Очистительная расправа с собственным былым миросозерцанием, потребовав честности и немалого мужества, для самого Камю оказалась, однако, чревата жестокими потерями. Она устраняла заслоны, оберегавшие его моралистический гуманизм от поглощения всерастравляющим скепсисом. Ведь доверие к человеку у Камю всецело держалось на допущении внеисторической, всегда и при всех обстоятельствах себе равной «человеческой природы». Но коль скоро царство неподлинного существования личности отождествляется прежде всего с историей, делом рук людских, то и вынесенная поначалу куда-то в метафизические пространства мыслимого «человеческая природа» при ближайшем рассмотрении рано или поздно перестает внушать уверенность: разве история, отталкивающая Камю, не должна в таком случае, при сколько-нибудь честной перед собой последовательности умозаключений, рассматриваться как детище этой природы, как источенный врожденным недугом плод?
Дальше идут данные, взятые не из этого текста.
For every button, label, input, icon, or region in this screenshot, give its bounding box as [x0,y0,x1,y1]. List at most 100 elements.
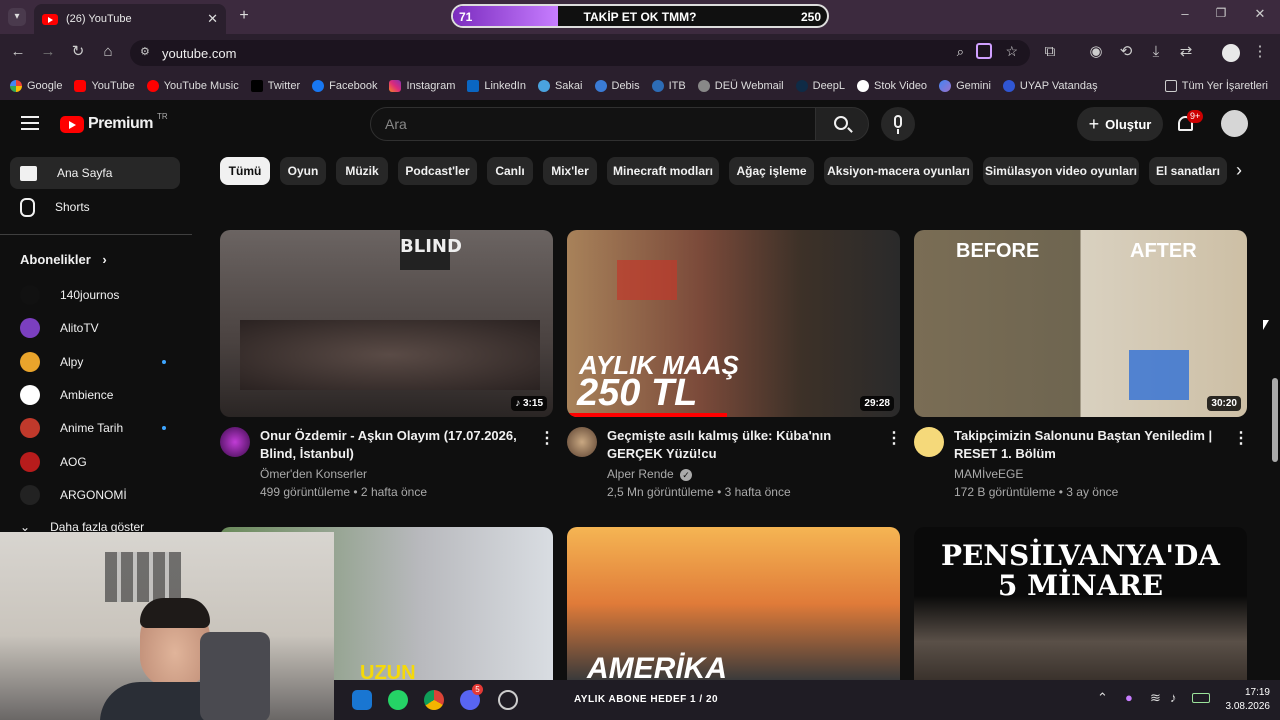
filter-chip[interactable]: Müzik [336,157,388,185]
video-thumbnail[interactable]: AMERİKA [567,527,900,680]
bookmark-stok-video[interactable]: Stok Video [857,80,927,92]
sidebar-item-shorts[interactable]: Shorts [10,191,180,223]
forward-arrow-icon[interactable]: → [38,43,58,61]
notifications-button[interactable]: 9+ [1175,110,1204,137]
filter-chip[interactable]: Oyun [280,157,326,185]
sidebar-item-subscription[interactable]: Ambience [10,379,180,411]
back-arrow-icon[interactable]: ← [8,43,28,61]
video-title[interactable]: Onur Özdemir - Aşkın Olayım (17.07.2026,… [260,427,530,463]
discord-icon[interactable]: 5 [460,684,483,710]
video-menu-icon[interactable]: ⋮ [886,430,902,448]
tab-youtube[interactable]: (26) YouTube ✕ [34,4,226,34]
sidebar-item-home[interactable]: Ana Sayfa [10,157,180,189]
filter-chip[interactable]: Aksiyon-macera oyunları [824,157,973,185]
all-bookmarks[interactable]: Tüm Yer İşaretleri [1164,80,1268,92]
site-info-icon[interactable]: ⚙ [140,45,150,58]
new-tab-button[interactable]: + [236,8,252,24]
video-title[interactable]: Geçmişte asılı kalmış ülke: Küba'nın GER… [607,427,877,463]
channel-avatar[interactable] [567,427,597,457]
clock-date[interactable]: 3.08.2026 [1210,701,1271,712]
channel-name[interactable]: Ömer'den Konserler [260,465,367,483]
reload-icon[interactable]: ↻ [68,43,88,61]
filter-chip[interactable]: Podcast'ler [398,157,477,185]
download-icon[interactable]: ⤓ [1146,43,1166,61]
chips-next-chevron-icon[interactable]: › [1236,160,1252,182]
channel-avatar[interactable] [914,427,944,457]
incognito-icon[interactable]: ◉ [1086,43,1106,61]
chrome-icon[interactable] [424,690,444,710]
whatsapp-icon[interactable] [388,690,408,710]
voice-search-button[interactable] [881,107,915,141]
volume-icon[interactable]: ♪ [1170,690,1177,705]
youtube-logo[interactable]: Premium TR [60,112,168,135]
scrollbar-thumb[interactable] [1272,378,1278,462]
close-tab-icon[interactable]: ✕ [207,11,218,27]
wifi-icon[interactable]: ≋ [1150,690,1161,706]
outlook-icon[interactable] [352,690,372,710]
microphone-tray-icon[interactable]: ● [1125,690,1133,705]
bookmark-instagram[interactable]: Instagram [389,80,455,92]
create-button[interactable]: + Oluştur [1077,107,1163,141]
address-bar[interactable]: ⚙ youtube.com ⌕ ☆ [130,40,1030,66]
filter-chip[interactable]: El sanatları [1149,157,1227,185]
bookmark-youtube[interactable]: YouTube [74,80,135,92]
video-thumbnail[interactable]: AYLIK MAAŞ 250 TL 29:28 [567,230,900,417]
minimize-button[interactable]: – [1178,6,1192,26]
close-window-button[interactable]: ✕ [1253,6,1267,26]
filter-chip[interactable]: Mix'ler [543,157,597,185]
bookmark-gemini[interactable]: Gemini [939,80,991,92]
filter-chip[interactable]: Minecraft modları [607,157,719,185]
search-input[interactable]: Ara [370,107,816,141]
tab-search-button[interactable]: ▾ [8,8,26,26]
zoom-icon[interactable]: ⌕ [957,44,964,60]
home-icon[interactable]: ⌂ [98,43,118,61]
bookmark-deepl[interactable]: DeepL [795,80,845,92]
cast-icon[interactable] [976,43,992,59]
bookmark-youtube-music[interactable]: YouTube Music [146,80,239,92]
translate-icon[interactable]: ⇄ [1176,43,1196,61]
subscriptions-header[interactable]: Abonelikler › [20,252,107,267]
extensions-icon[interactable]: ⧉ [1040,43,1060,61]
video-menu-icon[interactable]: ⋮ [1233,430,1249,448]
bookmark-deu-webmail[interactable]: DEÜ Webmail [697,80,784,92]
bookmark-sakai[interactable]: Sakai [537,80,583,92]
video-thumbnail[interactable]: BLIND ♪ 3:15 [220,230,553,417]
account-avatar[interactable] [1221,110,1248,137]
menu-kebab-icon[interactable]: ⋮ [1250,43,1270,61]
video-menu-icon[interactable]: ⋮ [539,430,555,448]
sidebar-item-subscription[interactable]: Alpy [10,346,180,378]
maximize-button[interactable]: ❐ [1214,6,1228,26]
sidebar-item-subscription[interactable]: AOG [10,446,180,478]
obs-icon[interactable] [498,690,518,710]
bookmark-twitter[interactable]: Twitter [250,80,300,92]
sidebar-item-subscription[interactable]: 140journos [10,279,180,311]
sidebar-item-subscription[interactable]: AlitoTV [10,312,180,344]
history-icon[interactable]: ⟲ [1116,43,1136,61]
sidebar-item-subscription[interactable]: Anime Tarih [10,412,180,444]
bookmark-linkedin[interactable]: LinkedIn [467,80,526,92]
hamburger-menu-icon[interactable] [21,116,39,130]
bookmark-google[interactable]: Google [10,80,62,92]
filter-chip[interactable]: Tümü [220,157,270,185]
video-thumbnail[interactable]: PENSİLVANYA'DA 5 MİNARE [914,527,1247,680]
bookmark-uyap[interactable]: UYAP Vatandaş [1002,80,1098,92]
channel-name[interactable]: MAMİveEGE [954,465,1023,483]
sidebar-item-subscription[interactable]: ARGONOMİ [10,479,180,511]
video-title[interactable]: Takipçimizin Salonunu Baştan Yeniledim |… [954,427,1224,463]
filter-chip[interactable]: Ağaç işleme [729,157,814,185]
battery-icon[interactable] [1192,693,1210,703]
profile-avatar[interactable] [1222,44,1240,62]
bookmark-facebook[interactable]: Facebook [312,80,377,92]
page-scrollbar[interactable] [1270,100,1280,680]
filter-chip[interactable]: Simülasyon video oyunları [983,157,1139,185]
filter-chip[interactable]: Canlı [487,157,533,185]
video-thumbnail[interactable]: BEFORE AFTER 30:20 [914,230,1247,417]
bookmark-debis[interactable]: Debis [594,80,640,92]
clock-time[interactable]: 17:19 [1230,687,1270,698]
bookmark-star-icon[interactable]: ☆ [1005,43,1018,60]
search-button[interactable] [815,107,869,141]
channel-avatar[interactable] [220,427,250,457]
tray-chevron-up-icon[interactable]: ⌃ [1097,690,1108,706]
channel-name[interactable]: Alper Rende ✓ [607,465,693,483]
bookmark-itb[interactable]: ITB [651,80,686,92]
И не должны ли, следовательно, изъяны истории объясняться изъянами самой этой «природы»? У верооткровенной религиозности, по крайней мере, есть про запас отговорка, что исторические злоключения человечества – следствие библейского «грехопадения», когда «тварные» перволюди нарушили завет своего «творца». У вероподобного, но обмирщенного сознания этого спасающего от отчаяния довода нет, оно вынуждено прямо выводить «падшее» земное существование из своей святыни. Сооруженный упорными философскими стараниями Камю «дом» для измаявшейся души трещал и рушился, едва его удалось возвести. Глобальная мизантропия парадоксальным образом оказывалась расплатой за глобальную противо-историчность моралистического гуманизма Камю. Все грешны, и я в первую голову, ибо испорчено само тесто, из какого сотворены смертные, – вынужден был теперь Камю подхватить проповедь отца иезуита из «Чумы», отвергавшуюся некогда врачевателем бедствующего города. При всех оговорках, хронику чумного года еще питал родник, откуда врачеватели-сопротивленцы черпали если не надежду излечить, то добрую волю пользовать страждущих. Спустя десять лет, в пору «Падения», этот родник как будто заглох. А без него оставалось лишь изливать желчь на себя, на других, на весь белый свет.